Le briquet

Après l’apparition de l’acier (au XIIe s.), le système s’améliore : on frappe désormais le silex contre une lame d’acier doux. Les plus communs de ces « fers à feu » sont de simples tiges d’acier recourbées. Certains prévoient un espace où glisser les doigts. Aux herbes folles et autres brindilles à enflammer, on préfère désormais l’amadou. C’est une matière sèche et spongieuse, très inflammable, extraite d’un champignon du hêtre. Seul le corps interne de ce champignon fournit la précieuse matière. Pour la garder bien au sec, on la remise dans des cornes à amadou. Les plus belles ont été creusées et sculptées par les marins des XVIIe et XVIIIe siècles. Elles sont en queue de lézards, de tatous, en ivoire ou en noix de coco. Il faut attendre 1830 pour que l’amadou soit présenté en tresses, plus faciles à manier et résistant à l’humidité.

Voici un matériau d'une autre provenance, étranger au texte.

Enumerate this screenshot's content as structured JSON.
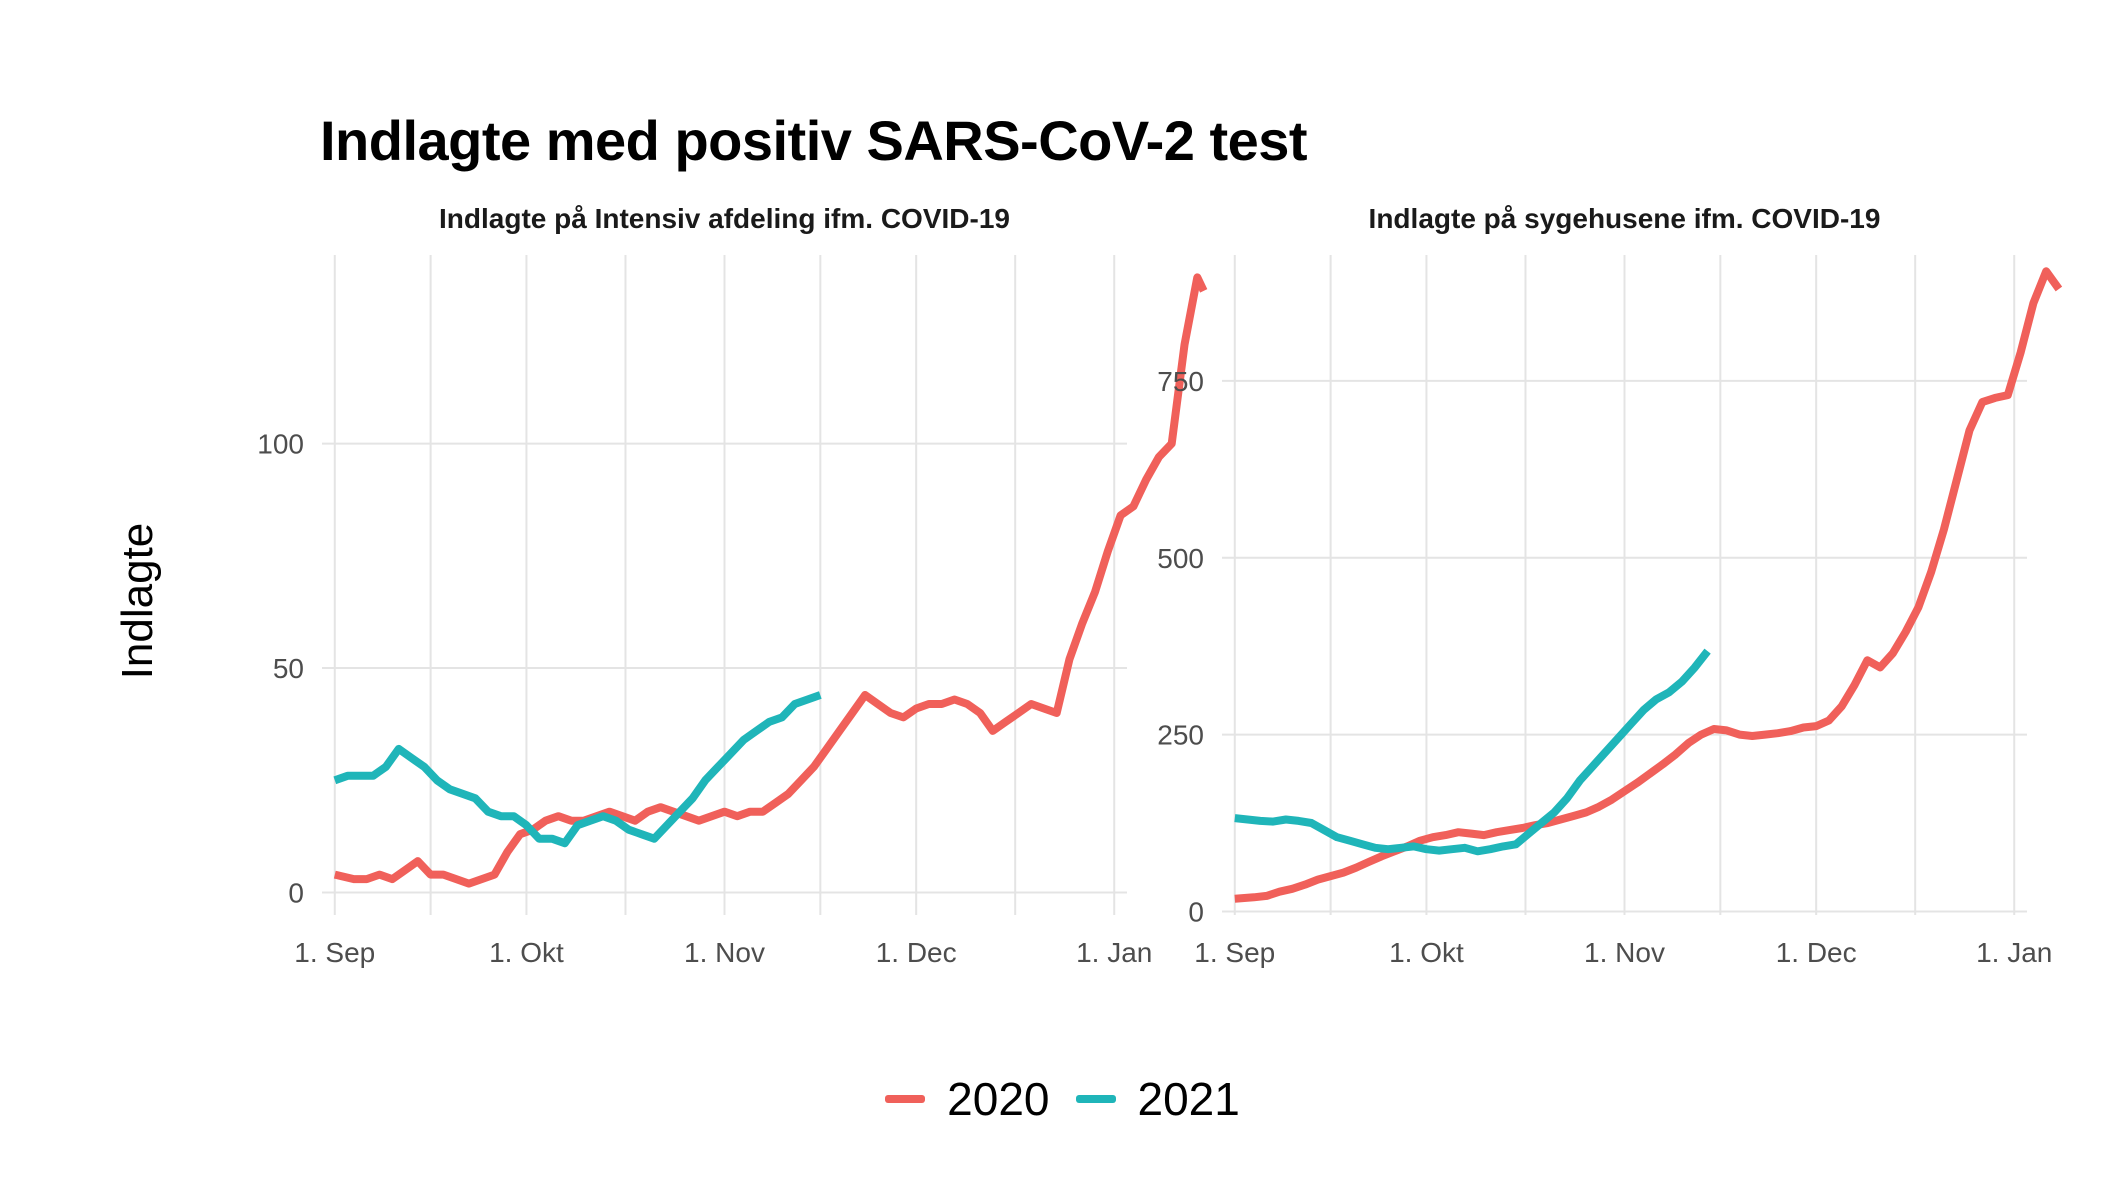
{
  "title": "Indlagte med positiv SARS-CoV-2 test",
  "ylabel": "Indlagte",
  "colors": {
    "2020": "#F0605A",
    "2021": "#1FB5B9",
    "grid": "#E4E4E4"
  },
  "chart_data": [
    {
      "type": "line",
      "title": "Indlagte på Intensiv afdeling ifm. COVID-19",
      "x_axis": "days since 1. Sep",
      "xlim": [
        -2,
        124
      ],
      "ylim": [
        -5,
        142
      ],
      "x_ticks": [
        0,
        30,
        61,
        91,
        122
      ],
      "x_tick_labels": [
        "1. Sep",
        "1. Okt",
        "1. Nov",
        "1. Dec",
        "1. Jan"
      ],
      "y_ticks": [
        0,
        50,
        100
      ],
      "y_tick_labels": [
        "0",
        "50",
        "100"
      ],
      "series": [
        {
          "name": "2020",
          "color": "#F0605A",
          "points": [
            [
              0,
              4
            ],
            [
              3,
              3
            ],
            [
              5,
              3
            ],
            [
              7,
              4
            ],
            [
              9,
              3
            ],
            [
              11,
              5
            ],
            [
              13,
              7
            ],
            [
              15,
              4
            ],
            [
              17,
              4
            ],
            [
              19,
              3
            ],
            [
              21,
              2
            ],
            [
              23,
              3
            ],
            [
              25,
              4
            ],
            [
              27,
              9
            ],
            [
              29,
              13
            ],
            [
              31,
              14
            ],
            [
              33,
              16
            ],
            [
              35,
              17
            ],
            [
              37,
              16
            ],
            [
              39,
              16
            ],
            [
              41,
              17
            ],
            [
              43,
              18
            ],
            [
              45,
              17
            ],
            [
              47,
              16
            ],
            [
              49,
              18
            ],
            [
              51,
              19
            ],
            [
              53,
              18
            ],
            [
              55,
              17
            ],
            [
              57,
              16
            ],
            [
              59,
              17
            ],
            [
              61,
              18
            ],
            [
              63,
              17
            ],
            [
              65,
              18
            ],
            [
              67,
              18
            ],
            [
              69,
              20
            ],
            [
              71,
              22
            ],
            [
              73,
              25
            ],
            [
              75,
              28
            ],
            [
              77,
              32
            ],
            [
              79,
              36
            ],
            [
              81,
              40
            ],
            [
              83,
              44
            ],
            [
              85,
              42
            ],
            [
              87,
              40
            ],
            [
              89,
              39
            ],
            [
              91,
              41
            ],
            [
              93,
              42
            ],
            [
              95,
              42
            ],
            [
              97,
              43
            ],
            [
              99,
              42
            ],
            [
              101,
              40
            ],
            [
              103,
              36
            ],
            [
              105,
              38
            ],
            [
              107,
              40
            ],
            [
              109,
              42
            ],
            [
              111,
              41
            ],
            [
              113,
              40
            ],
            [
              115,
              52
            ],
            [
              117,
              60
            ],
            [
              119,
              67
            ],
            [
              121,
              76
            ],
            [
              123,
              84
            ],
            [
              125,
              86
            ],
            [
              127,
              92
            ],
            [
              129,
              97
            ],
            [
              131,
              100
            ],
            [
              133,
              122
            ],
            [
              135,
              137
            ],
            [
              136,
              134
            ]
          ]
        },
        {
          "name": "2021",
          "color": "#1FB5B9",
          "points": [
            [
              0,
              25
            ],
            [
              2,
              26
            ],
            [
              4,
              26
            ],
            [
              6,
              26
            ],
            [
              8,
              28
            ],
            [
              10,
              32
            ],
            [
              12,
              30
            ],
            [
              14,
              28
            ],
            [
              16,
              25
            ],
            [
              18,
              23
            ],
            [
              20,
              22
            ],
            [
              22,
              21
            ],
            [
              24,
              18
            ],
            [
              26,
              17
            ],
            [
              28,
              17
            ],
            [
              30,
              15
            ],
            [
              32,
              12
            ],
            [
              34,
              12
            ],
            [
              36,
              11
            ],
            [
              38,
              15
            ],
            [
              40,
              16
            ],
            [
              42,
              17
            ],
            [
              44,
              16
            ],
            [
              46,
              14
            ],
            [
              48,
              13
            ],
            [
              50,
              12
            ],
            [
              52,
              15
            ],
            [
              54,
              18
            ],
            [
              56,
              21
            ],
            [
              58,
              25
            ],
            [
              60,
              28
            ],
            [
              62,
              31
            ],
            [
              64,
              34
            ],
            [
              66,
              36
            ],
            [
              68,
              38
            ],
            [
              70,
              39
            ],
            [
              72,
              42
            ],
            [
              74,
              43
            ],
            [
              76,
              44
            ]
          ]
        }
      ]
    },
    {
      "type": "line",
      "title": "Indlagte på sygehusene ifm. COVID-19",
      "x_axis": "days since 1. Sep",
      "xlim": [
        -2,
        124
      ],
      "ylim": [
        -5,
        928
      ],
      "x_ticks": [
        0,
        30,
        61,
        91,
        122
      ],
      "x_tick_labels": [
        "1. Sep",
        "1. Okt",
        "1. Nov",
        "1. Dec",
        "1. Jan"
      ],
      "y_ticks": [
        0,
        250,
        500,
        750
      ],
      "y_tick_labels": [
        "0",
        "250",
        "500",
        "750"
      ],
      "series": [
        {
          "name": "2020",
          "color": "#F0605A",
          "points": [
            [
              0,
              18
            ],
            [
              3,
              20
            ],
            [
              5,
              22
            ],
            [
              7,
              28
            ],
            [
              9,
              32
            ],
            [
              11,
              38
            ],
            [
              13,
              45
            ],
            [
              15,
              50
            ],
            [
              17,
              55
            ],
            [
              19,
              62
            ],
            [
              21,
              70
            ],
            [
              23,
              78
            ],
            [
              25,
              85
            ],
            [
              27,
              92
            ],
            [
              29,
              100
            ],
            [
              31,
              105
            ],
            [
              33,
              108
            ],
            [
              35,
              112
            ],
            [
              37,
              110
            ],
            [
              39,
              108
            ],
            [
              41,
              112
            ],
            [
              43,
              115
            ],
            [
              45,
              118
            ],
            [
              47,
              122
            ],
            [
              49,
              125
            ],
            [
              51,
              130
            ],
            [
              53,
              135
            ],
            [
              55,
              140
            ],
            [
              57,
              148
            ],
            [
              59,
              158
            ],
            [
              61,
              170
            ],
            [
              63,
              182
            ],
            [
              65,
              195
            ],
            [
              67,
              208
            ],
            [
              69,
              222
            ],
            [
              71,
              238
            ],
            [
              73,
              250
            ],
            [
              75,
              258
            ],
            [
              77,
              256
            ],
            [
              79,
              250
            ],
            [
              81,
              248
            ],
            [
              83,
              250
            ],
            [
              85,
              252
            ],
            [
              87,
              255
            ],
            [
              89,
              260
            ],
            [
              91,
              262
            ],
            [
              93,
              270
            ],
            [
              95,
              290
            ],
            [
              97,
              320
            ],
            [
              99,
              355
            ],
            [
              101,
              345
            ],
            [
              103,
              365
            ],
            [
              105,
              395
            ],
            [
              107,
              430
            ],
            [
              109,
              480
            ],
            [
              111,
              540
            ],
            [
              113,
              610
            ],
            [
              115,
              680
            ],
            [
              117,
              720
            ],
            [
              119,
              726
            ],
            [
              121,
              730
            ],
            [
              123,
              790
            ],
            [
              125,
              860
            ],
            [
              127,
              905
            ],
            [
              129,
              880
            ]
          ]
        },
        {
          "name": "2021",
          "color": "#1FB5B9",
          "points": [
            [
              0,
              132
            ],
            [
              2,
              130
            ],
            [
              4,
              128
            ],
            [
              6,
              127
            ],
            [
              8,
              130
            ],
            [
              10,
              128
            ],
            [
              12,
              125
            ],
            [
              14,
              115
            ],
            [
              16,
              105
            ],
            [
              18,
              100
            ],
            [
              20,
              95
            ],
            [
              22,
              90
            ],
            [
              24,
              88
            ],
            [
              26,
              90
            ],
            [
              28,
              92
            ],
            [
              30,
              88
            ],
            [
              32,
              86
            ],
            [
              34,
              88
            ],
            [
              36,
              90
            ],
            [
              38,
              85
            ],
            [
              40,
              88
            ],
            [
              42,
              92
            ],
            [
              44,
              95
            ],
            [
              46,
              110
            ],
            [
              48,
              125
            ],
            [
              50,
              140
            ],
            [
              52,
              160
            ],
            [
              54,
              185
            ],
            [
              56,
              205
            ],
            [
              58,
              225
            ],
            [
              60,
              245
            ],
            [
              62,
              265
            ],
            [
              64,
              285
            ],
            [
              66,
              300
            ],
            [
              68,
              310
            ],
            [
              70,
              325
            ],
            [
              72,
              345
            ],
            [
              74,
              368
            ]
          ]
        }
      ]
    }
  ],
  "legend": {
    "items": [
      {
        "label": "2020",
        "color": "#F0605A"
      },
      {
        "label": "2021",
        "color": "#1FB5B9"
      }
    ]
  }
}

A la recherche de l’étincelle automatique
Dès le XVIIe siècle on essaie d’améliorer la production du feu en rendant automatique le geste fastidieux de la friction du briquet sur la pierre. Briquets rotatifs et briquets à crémaillère permettent alors la production répétée d’étincelles. Le briquet à percussion rappelle, quant à lui, la mise à feu des armes. Il affecte d’ailleurs le plus souvent la forme d’un pistolet. Utilisé aux XVIIe et XVIIIe siècles, l’étincelle est obtenue grâce à un chien, pièce coudée portant le silex, qui vient frapper une pièce d’acier. L’étincelle produite enflamme l’amadou ou la poudre contenue dans le bassinet. Inspirés de cette forme familière, de nombreux briquets par la suite ont fait référence à ce fameux pistolet. L’un des plus célèbres a été créé par Dunhill dans les années 30 et a été fabriqué jusque dans les années 50. A la fin du XVIIIe siècle commence l’ère de la chimie. Durant tout le siècle suivant, la technologie ayant le vent en poupe, on met au point divers appareils compliqués destinés à produire la fameuse étincelle. C’est le briquet à piston du colonel Grobert (1806), le briquet à hydrogène de Lorentz, le briquet à catalyse de Gay-Lus-sac (1823) ou le briquet au phosphore de J.-F Derosne et du baron Gagniard de Latour (1816).,. Mais tous ces briquets restent assez expérimentaux. En revanche, le briquet électrique connaît une plus grande destinée. Il fonctionne à l’origine avec une pile humide au bichromate de potassium dans laquelle plongent deux électrodes. L’étincelle électrique produite par la pile enflamme une mèche imbibée d’essence stockée dans un petit récipient latéral. En évoluant, ces briquets électriques prennent des nouvelles formes : muraux, branchés sur une batterie extérieure, ils sont proposés aux consommateurs des bistrots qui y allument leurs cigarettes ou aux ménagères qui les installent dans les cuisines. A piles sèches, ils connaissent quelques succès dans les années 30.